Judge Norton would ask, “So, which way should I rule?”
“Judge, you should grant Plaintiff’s motion,” I would state.
“Nice try, but draft an order denying the motion and here’s why . . . .” He would then school me on the other side of the story.
Years later as an associate in a Charleston law firm, I was working on a case with a partner representing a major railroad company in a railroad crossing accident involving a 60-year lady. She had driven her car into a stopped train at the “Strawberry” crossing on Highway 52 near Moncks Corner, South Carolina. This happened close to midnight. She received significant leg injuries, but thankfully survived the accident.
When she drove into the stopped train, the red railroad crossing signals were flashing. The train was stopped on the tracks, perpendicular to and completely blocking the highway. The crew had put out flares on the highway as required by company policy.

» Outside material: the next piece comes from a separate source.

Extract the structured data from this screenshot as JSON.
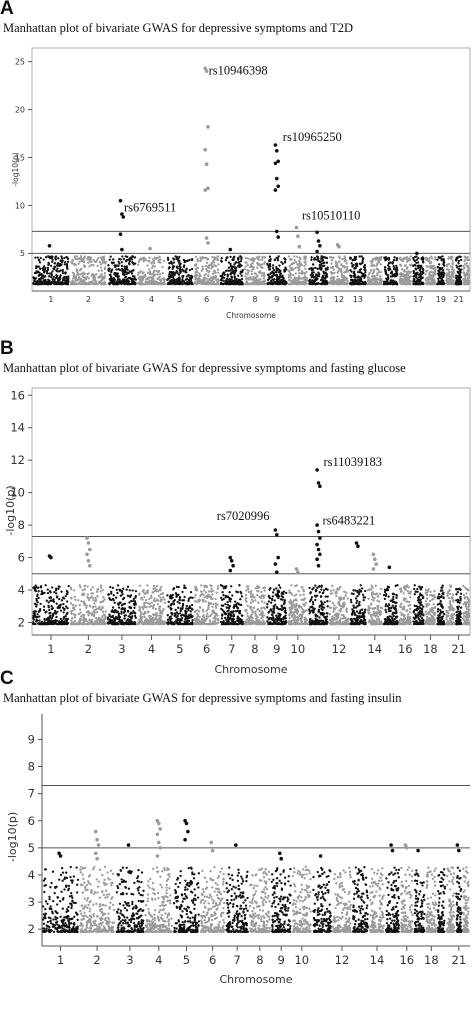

This was a sure winner for me. An easy case. How could there be any factual dispute or how could it be the railroad's fault?
I was confident that the judge would grant my motion for Summary Judgment to effectively kick the case out of court. I wondered why she was out that late on a Friday night and if she had fallen asleep at the wheel. Perhaps she had been drinking, I thought.
The litigation discovery would reveal several key facts. The plaintiff was a well-known and respected member of the Goose Creek and Moncks Corner community. These are rural communities about 20 miles north of Charleston. She had been the bartender at the Naval Weapons Station Officers’ Club for many years. There, she was affectionately known as “Mama Simpson” according to one of the witnesses we deposed.
She did not drink. On this night, she was driving home from work. Mama Simpson had recently been diagnosed terminal cancer.
The train crew testified they had put out flares only on one side of the train because they did not have enough flares. That was a violation of company rules that required flares on both sides of the highway. The Strawberry crossing existed at a slight dip in the two lane highway where thick fog had settled that night. While the red crossing lights were flashing, the crossing signal bell was not working. Records revealed that railroad personnel had written the bell for maintenance months before. While the warning bell is to alert pedestrian traffic, there were additional maintenance issues at the crossing that the railroad had not addressed.
On the first day of trial, the state court judge quickly denied my Summary Judgment motion. We settled the case that day before noon. There were indeed two sides to Mama Simpson’s story. I had been blinded early on by what I assumed was the only side.